Pour Casie Copeland, de l'International Crisis Group, l'accord de paix signé en août 2015 était le moins mauvais possible compte tenu de la situation à l'époque.
"Il a permis d'arrêter les combats, a créé un cadre de travail pour des réformes, une justice de transition et des élections, et il a empêché les puissances régionales d'être aspirées plus avant dans la guerre au Soudan du Sud".
Et "si la communauté internationale en venait à rejeter l'accord de paix parce qu'il ne serait plus pertinent ou ne pourrait plus être sauvé, cela jouerait en faveur des jusqu'aux-boutistes (des deux camps) qui veulent poursuivre la confrontation armée", estime pour sa part Aly Verjee, un ancien membre de l'équipe de surveillance du cessez-le-feu.
"Pas d'avenir"
En attendant, Riek Machar, dont on ignore s'il a encore le contrôle total de ses troupes, se cache depuis une semaine et le pays restera dans le flou tant que de nouveaux accords politique et militaire n'auront pas été conclus.

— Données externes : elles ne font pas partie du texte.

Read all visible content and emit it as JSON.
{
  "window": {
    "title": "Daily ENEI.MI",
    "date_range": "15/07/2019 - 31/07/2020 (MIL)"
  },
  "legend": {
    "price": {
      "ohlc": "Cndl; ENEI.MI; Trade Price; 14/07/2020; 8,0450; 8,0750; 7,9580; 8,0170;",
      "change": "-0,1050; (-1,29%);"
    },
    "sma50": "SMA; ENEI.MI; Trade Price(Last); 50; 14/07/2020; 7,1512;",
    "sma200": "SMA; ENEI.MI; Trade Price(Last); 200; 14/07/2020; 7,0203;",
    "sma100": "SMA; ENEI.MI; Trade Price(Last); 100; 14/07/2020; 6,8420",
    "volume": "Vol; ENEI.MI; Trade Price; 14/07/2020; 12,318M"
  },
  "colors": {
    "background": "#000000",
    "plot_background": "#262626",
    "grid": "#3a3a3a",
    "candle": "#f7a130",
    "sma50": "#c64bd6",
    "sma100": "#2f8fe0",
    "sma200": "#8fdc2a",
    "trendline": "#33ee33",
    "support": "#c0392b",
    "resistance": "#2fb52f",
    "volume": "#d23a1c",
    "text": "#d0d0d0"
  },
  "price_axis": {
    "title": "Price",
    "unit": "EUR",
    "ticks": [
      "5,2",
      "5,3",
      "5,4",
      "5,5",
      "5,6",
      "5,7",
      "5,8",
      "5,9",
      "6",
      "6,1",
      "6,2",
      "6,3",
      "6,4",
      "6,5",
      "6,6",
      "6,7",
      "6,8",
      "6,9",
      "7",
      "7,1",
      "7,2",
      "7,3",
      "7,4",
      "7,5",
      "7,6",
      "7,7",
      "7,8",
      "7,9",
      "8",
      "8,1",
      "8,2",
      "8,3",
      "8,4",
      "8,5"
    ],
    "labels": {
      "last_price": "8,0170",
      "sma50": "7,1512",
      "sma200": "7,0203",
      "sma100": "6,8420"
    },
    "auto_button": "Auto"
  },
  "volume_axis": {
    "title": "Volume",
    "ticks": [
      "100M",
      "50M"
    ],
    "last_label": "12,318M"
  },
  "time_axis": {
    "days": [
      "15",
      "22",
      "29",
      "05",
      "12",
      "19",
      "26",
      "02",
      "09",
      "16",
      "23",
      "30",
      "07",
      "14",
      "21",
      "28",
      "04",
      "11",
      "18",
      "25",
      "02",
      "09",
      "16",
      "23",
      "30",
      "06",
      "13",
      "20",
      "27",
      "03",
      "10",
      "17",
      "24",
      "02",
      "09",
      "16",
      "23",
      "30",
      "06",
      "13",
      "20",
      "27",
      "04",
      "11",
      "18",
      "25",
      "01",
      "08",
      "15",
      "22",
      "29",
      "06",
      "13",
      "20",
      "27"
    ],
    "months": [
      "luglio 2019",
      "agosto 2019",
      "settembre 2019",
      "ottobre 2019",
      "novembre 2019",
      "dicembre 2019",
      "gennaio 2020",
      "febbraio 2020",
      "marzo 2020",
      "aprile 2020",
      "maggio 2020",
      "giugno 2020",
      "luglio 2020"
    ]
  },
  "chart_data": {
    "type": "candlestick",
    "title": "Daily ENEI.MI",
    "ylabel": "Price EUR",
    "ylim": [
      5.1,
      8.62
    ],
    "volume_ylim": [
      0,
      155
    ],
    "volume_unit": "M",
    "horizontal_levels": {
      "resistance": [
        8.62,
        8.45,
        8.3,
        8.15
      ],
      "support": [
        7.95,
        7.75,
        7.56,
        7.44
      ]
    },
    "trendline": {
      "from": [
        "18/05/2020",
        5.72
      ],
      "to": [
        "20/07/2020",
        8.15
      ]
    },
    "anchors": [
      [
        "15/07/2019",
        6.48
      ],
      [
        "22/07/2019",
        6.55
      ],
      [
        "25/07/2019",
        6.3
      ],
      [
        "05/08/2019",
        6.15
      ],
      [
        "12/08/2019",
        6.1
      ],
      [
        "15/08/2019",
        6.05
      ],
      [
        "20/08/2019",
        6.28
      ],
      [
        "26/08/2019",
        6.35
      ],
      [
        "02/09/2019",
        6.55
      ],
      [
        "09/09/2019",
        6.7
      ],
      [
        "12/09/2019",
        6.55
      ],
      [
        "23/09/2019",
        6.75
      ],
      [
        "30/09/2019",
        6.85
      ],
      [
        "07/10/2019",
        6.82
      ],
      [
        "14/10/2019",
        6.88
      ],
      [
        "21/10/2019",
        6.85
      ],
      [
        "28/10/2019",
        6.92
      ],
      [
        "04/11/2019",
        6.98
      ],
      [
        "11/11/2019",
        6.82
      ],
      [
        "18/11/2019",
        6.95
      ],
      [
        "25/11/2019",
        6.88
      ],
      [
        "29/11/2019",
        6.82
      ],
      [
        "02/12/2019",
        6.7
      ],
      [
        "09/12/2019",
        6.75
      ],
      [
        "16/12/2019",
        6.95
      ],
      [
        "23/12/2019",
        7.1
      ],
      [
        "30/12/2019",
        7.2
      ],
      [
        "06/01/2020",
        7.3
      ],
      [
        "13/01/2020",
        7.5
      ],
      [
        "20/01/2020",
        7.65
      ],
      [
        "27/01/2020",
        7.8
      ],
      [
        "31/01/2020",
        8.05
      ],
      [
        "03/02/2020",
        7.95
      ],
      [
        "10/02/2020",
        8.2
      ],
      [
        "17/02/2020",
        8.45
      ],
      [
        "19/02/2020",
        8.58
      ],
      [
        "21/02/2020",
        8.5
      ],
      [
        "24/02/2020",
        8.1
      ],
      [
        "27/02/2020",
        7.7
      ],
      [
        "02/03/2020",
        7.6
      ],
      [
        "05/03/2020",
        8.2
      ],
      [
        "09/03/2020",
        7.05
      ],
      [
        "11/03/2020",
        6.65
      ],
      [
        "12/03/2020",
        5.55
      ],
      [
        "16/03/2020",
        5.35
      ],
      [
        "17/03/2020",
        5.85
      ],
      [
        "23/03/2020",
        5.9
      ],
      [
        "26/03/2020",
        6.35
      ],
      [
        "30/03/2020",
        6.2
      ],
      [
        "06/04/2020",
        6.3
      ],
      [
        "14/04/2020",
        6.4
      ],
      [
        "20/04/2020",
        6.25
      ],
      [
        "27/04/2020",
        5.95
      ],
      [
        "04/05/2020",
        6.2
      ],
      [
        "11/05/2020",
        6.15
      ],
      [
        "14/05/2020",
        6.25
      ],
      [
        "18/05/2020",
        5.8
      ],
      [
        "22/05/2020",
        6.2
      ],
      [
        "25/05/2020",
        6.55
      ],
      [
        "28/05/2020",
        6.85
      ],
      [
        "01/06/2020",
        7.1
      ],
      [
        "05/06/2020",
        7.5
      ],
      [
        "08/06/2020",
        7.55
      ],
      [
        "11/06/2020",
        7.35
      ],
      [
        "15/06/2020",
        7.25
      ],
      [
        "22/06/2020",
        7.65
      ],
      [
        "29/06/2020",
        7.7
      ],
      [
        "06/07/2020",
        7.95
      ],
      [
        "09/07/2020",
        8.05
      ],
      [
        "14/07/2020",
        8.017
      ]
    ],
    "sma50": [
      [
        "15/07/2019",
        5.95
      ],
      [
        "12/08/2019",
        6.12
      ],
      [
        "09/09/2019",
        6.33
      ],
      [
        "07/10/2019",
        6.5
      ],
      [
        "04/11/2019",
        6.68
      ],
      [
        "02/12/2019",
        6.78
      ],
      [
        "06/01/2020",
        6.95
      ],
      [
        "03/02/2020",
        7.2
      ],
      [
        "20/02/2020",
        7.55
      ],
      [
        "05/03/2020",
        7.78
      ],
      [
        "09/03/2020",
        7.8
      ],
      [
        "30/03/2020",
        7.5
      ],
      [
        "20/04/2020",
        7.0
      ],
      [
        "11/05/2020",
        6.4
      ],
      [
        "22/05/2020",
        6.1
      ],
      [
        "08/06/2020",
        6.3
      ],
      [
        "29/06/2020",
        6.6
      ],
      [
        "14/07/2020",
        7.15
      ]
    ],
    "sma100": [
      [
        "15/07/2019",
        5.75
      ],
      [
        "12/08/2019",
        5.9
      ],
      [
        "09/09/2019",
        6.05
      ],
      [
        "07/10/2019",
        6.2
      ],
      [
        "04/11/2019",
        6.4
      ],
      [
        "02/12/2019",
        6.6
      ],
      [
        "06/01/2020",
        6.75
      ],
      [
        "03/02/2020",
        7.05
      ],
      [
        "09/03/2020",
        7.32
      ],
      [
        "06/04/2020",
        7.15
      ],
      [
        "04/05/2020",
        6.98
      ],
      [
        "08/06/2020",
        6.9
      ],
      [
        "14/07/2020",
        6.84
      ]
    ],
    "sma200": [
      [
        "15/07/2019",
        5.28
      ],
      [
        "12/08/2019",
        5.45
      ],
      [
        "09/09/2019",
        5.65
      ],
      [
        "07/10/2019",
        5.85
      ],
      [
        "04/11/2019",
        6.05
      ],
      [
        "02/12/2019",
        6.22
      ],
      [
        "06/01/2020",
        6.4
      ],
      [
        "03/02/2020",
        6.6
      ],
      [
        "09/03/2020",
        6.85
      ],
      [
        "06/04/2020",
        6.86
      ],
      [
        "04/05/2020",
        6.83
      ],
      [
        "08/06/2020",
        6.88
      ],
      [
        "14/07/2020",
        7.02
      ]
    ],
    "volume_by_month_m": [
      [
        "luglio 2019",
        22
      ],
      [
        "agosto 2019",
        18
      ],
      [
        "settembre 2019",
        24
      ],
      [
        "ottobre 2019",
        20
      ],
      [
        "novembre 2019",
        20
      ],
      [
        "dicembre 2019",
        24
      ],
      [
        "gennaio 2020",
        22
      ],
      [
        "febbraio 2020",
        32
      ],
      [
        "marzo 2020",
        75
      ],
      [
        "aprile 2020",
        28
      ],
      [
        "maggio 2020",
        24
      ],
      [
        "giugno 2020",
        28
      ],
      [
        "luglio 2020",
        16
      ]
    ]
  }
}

De plus, le succès du processus de paix reposait en partie sur l'achat de loyautés moyennant des postes ou de l'argent, et aucun de ces deux éléments n'a été au rendez-vous.
Salva Kiir a miné l'accord de partage du pouvoir - élément clé de l'accord de paix - en multipliant quasiment par trois, de façon unilatérale, le nombre d'Etats régionaux. Quant aux revenus pétroliers, qui généraient 98% des recettes du gouvernement et donnaient une marge de manoeuvre pour accommoder chefs de milices et autres faucons des deux camps, ils ont disparu.
La guerre a entraîné une diminution drastique de la production de brut du pays et les cours du pétrole se sont effondrés.
Les détracteurs de l'accord de paix tel qu'il fut conçu critiquent le fait d'avoir cantonné à Juba des contingents des deux rivaux, une cohabitation qui était selon eux vouée à l'échec.
En l'état, la communauté internationale semble promouvoir de nouvelles sanctions et surtout un renfort de la mission de l'ONU au Soudan du Sud (Minuss - 12.000 hommes), avec l'éventuelle création d'une brigade d'intervention au mandat plus robuste.
Des Casques bleus supplémentaires suffiront-ils à rendre plus efficace la Minuss, critiquée ces derniers jours pour n'avoir pas pu endiguer les combats de Juba?
"Nous ne pouvons continuer comme ça éternellement", tranche Rebekah Joseph, une mère de trois enfants réfugiée dans une église de Juba après les combats. "Je rentre chez moi dans mon village, où c'est plus sûr, car il semble qu'ici, il n'y a pas d'avenir".